Повсеместно для этих целей используют конфеты системы карамель, которые в сочетании с теплой водкой сами по себе способны свести в гроб кого угодно. Тем не менее без водки и «Рачков» душа человека, родившегося в этих тенетах, не в состоянии перейти границу, пролегшую между жизнью и смертью.
Разлучившись с телом, душа не верит в это. Бродит между родственников, рассматривает, трогает за локти и зубы, залезает пальцами во рты, извергающие в мир потоки тоскливой благостной мути, дергает покрытые беловатым налетом языки. Тщетно. Окружающие мертвы. Но только после того, как все направятся к автобусу, водитель которого прогревает мотор на центральной аллее кладбища, умерший вдруг осознает, что не сможет вместе со всеми поесть горячего жирного борща с мясом.
И тут уместными как раз оказываются оставленные на могилке стаканчик водки и две-три конфеты. Невидимый садится на свежую землю, которая под ним не подминается, берет пластиковый стакан и пьет, в одночасье сильно хмелеет, но водки в стакане не становится меньше. А съеденная карамель, застрявшая между зубов приторными рыхлыми кусочками, опять лежит у креста. Очень, кстати, удобно. «При жизни бы так, – думает он машинально, – сколько денег ушло на водку да на, мать их, «Рачков»!
Левкин закрыл лицо ладонями. Он с легкостью мог перечислить всех, кто появился бы на похоронах. До мельчайших подробностей знал, о чем говорили в небольшой, но разношерстной толпе. Две-три слезы обнаружила полуженщина-полурыба. Остальные, как говорится, честно въезжали в тему. Впрочем, и веселья особого не было. А чего радоваться? Травы никто не курил, а тащиться за город на кладбище невесело. Не забавно стоять под веселым и хлестким ветром, комкать шляпу, делать задумчивый вид. Неприятно ступать добротными европейскими ботинками в весеннюю украинскую грязь, разбивать в лужах отражение неба, щуриться на яркое солнце, под сурдинку видеть сны о долгах, о работах, о том и о сем. С недоумением изучать портрет Левкина. Не верить, что этого чудака больше нет на свете, и хмыкать недоуменно, все хмыкать и хмыкать. А потом пить водку, хлебать горячий борщ и думать, что, слава богу, перед смертью не мучился, не болел.

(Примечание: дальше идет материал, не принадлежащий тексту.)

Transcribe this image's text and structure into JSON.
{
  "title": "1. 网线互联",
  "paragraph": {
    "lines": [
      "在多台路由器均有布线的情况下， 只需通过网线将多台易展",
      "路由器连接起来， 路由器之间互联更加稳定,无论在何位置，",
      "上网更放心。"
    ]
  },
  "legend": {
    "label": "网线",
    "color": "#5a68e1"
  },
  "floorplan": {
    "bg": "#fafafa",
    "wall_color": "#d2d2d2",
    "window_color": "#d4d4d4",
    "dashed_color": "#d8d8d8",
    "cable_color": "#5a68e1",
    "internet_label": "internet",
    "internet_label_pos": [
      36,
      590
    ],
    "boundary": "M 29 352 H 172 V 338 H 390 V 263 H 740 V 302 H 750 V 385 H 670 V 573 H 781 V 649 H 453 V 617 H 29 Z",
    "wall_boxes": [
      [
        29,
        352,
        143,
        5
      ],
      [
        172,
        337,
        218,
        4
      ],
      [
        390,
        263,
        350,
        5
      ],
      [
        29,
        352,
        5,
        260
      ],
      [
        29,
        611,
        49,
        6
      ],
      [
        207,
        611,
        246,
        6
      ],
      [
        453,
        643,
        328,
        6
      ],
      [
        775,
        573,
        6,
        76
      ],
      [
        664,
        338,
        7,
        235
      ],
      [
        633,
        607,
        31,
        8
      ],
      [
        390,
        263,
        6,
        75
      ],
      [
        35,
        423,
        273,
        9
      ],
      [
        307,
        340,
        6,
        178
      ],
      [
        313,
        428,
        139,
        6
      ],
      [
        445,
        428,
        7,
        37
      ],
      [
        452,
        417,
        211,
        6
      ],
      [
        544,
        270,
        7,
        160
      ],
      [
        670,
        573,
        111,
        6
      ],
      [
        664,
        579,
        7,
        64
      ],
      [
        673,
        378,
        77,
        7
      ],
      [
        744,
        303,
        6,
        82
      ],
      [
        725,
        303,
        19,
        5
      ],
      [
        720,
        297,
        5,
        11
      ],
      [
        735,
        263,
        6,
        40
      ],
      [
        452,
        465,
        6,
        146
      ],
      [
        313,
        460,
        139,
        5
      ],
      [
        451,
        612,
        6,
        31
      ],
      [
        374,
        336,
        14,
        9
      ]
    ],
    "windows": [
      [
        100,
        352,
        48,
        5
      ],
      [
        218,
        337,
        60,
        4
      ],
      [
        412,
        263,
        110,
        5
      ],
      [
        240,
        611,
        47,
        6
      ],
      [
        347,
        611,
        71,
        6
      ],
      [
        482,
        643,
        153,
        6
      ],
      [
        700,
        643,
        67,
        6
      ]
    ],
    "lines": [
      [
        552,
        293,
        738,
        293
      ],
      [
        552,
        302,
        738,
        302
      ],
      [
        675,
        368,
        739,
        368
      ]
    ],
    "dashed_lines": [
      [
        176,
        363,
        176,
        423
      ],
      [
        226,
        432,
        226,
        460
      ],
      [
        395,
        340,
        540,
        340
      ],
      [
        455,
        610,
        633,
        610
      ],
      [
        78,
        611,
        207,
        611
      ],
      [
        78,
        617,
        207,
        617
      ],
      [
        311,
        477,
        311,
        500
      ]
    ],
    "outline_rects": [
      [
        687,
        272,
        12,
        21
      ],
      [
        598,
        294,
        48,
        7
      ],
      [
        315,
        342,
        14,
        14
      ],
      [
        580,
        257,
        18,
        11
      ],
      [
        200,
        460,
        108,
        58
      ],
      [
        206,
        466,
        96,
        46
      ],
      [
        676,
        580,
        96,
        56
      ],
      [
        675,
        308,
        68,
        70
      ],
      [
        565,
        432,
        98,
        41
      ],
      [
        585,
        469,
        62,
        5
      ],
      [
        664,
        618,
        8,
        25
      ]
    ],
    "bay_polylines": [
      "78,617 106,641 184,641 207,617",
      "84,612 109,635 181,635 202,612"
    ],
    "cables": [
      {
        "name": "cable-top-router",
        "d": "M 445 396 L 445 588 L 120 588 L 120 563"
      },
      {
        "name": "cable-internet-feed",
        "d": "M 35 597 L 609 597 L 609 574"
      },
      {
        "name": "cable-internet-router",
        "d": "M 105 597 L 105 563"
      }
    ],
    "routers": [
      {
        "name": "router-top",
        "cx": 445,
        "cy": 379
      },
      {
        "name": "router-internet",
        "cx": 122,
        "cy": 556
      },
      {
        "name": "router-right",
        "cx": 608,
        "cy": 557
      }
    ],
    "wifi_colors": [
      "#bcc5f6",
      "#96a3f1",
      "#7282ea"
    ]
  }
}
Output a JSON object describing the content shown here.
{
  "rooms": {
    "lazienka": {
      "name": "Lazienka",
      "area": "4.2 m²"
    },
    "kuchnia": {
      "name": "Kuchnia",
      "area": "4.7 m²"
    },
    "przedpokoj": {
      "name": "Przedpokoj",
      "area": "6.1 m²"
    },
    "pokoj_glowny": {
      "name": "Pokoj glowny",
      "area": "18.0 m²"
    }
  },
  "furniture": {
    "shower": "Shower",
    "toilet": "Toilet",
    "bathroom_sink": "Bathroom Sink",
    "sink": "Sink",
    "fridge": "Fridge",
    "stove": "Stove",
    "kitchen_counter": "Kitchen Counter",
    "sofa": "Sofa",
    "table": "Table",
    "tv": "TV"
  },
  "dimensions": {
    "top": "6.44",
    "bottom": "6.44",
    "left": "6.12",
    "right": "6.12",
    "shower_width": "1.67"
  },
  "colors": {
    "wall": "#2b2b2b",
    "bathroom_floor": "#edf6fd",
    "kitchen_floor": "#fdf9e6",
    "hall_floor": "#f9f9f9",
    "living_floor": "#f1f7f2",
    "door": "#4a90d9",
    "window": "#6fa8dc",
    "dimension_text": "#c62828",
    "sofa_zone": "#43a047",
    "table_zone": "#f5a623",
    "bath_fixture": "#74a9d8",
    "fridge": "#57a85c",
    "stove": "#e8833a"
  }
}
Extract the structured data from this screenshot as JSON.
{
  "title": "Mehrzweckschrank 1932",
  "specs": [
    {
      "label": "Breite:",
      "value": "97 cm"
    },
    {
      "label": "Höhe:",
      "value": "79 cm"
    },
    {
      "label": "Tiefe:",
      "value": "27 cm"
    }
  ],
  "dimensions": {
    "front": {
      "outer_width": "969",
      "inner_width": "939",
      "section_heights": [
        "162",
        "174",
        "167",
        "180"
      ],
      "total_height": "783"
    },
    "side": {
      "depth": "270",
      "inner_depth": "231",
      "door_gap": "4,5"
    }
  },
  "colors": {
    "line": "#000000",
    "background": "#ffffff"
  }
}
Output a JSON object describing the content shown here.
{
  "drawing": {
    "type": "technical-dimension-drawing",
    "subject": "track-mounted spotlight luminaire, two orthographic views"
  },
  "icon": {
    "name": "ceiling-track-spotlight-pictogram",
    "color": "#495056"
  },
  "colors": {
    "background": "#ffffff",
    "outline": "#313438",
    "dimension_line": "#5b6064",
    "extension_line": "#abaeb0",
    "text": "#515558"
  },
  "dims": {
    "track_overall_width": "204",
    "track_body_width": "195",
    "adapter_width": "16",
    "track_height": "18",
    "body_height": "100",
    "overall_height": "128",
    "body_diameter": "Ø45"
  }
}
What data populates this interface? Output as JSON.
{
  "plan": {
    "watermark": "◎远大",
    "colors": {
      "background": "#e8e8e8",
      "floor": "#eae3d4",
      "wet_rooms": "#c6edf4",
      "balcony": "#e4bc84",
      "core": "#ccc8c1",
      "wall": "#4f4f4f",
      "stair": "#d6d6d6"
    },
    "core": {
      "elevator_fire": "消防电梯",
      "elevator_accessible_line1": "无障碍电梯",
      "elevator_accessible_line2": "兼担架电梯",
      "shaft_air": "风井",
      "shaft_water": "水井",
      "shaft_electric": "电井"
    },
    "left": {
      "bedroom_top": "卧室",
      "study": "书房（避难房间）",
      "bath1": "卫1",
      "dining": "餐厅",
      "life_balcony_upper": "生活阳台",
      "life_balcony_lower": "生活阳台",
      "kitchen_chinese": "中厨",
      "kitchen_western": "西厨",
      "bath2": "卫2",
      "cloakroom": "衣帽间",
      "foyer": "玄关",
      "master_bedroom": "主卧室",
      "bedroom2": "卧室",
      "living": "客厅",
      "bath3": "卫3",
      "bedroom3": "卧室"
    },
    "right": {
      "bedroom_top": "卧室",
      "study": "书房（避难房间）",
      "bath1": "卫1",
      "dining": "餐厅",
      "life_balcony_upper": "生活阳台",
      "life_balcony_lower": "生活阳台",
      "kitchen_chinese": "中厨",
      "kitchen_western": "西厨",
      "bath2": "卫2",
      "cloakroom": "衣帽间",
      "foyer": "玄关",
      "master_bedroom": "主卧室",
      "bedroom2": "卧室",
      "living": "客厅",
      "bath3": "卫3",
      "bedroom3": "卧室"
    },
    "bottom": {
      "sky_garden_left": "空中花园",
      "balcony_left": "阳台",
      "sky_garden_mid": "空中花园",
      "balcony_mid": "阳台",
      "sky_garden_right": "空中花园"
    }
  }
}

«Да и не умирал вовсе», – сказал Левкин, – сумрачно глядя в слезящееся каплями окно усадьбы. Нет, не умирал! И не хоронили его в этой могилке, потому что Иван не позволил бы себе покинуть тело, отправившись в неизвестность, не проверенную через словари, через перекрестные ссылки, не заявленную в библиографических каталогах. Левкин терпеть не мог сносок, эпитафий, списков использованной литературы, а также ссылок на иностранные источники, которые нельзя было проверить через Интернет.
О, как он не любил сноски в текстах, особенно переводных! Их нужно было не только перепроверять, необходимо было вникать в суть дела. А эту суть часто даже сам автор понимал плохо. Не говоря уже о тех случаях, когда сноска ставилась не автором, а вообще неизвестно кем. Болваном каким-то! Переводчиком, первым редактором, который сидит в своей Баварии, мерзавец, пьет пиво и ни хрена работать не хочет.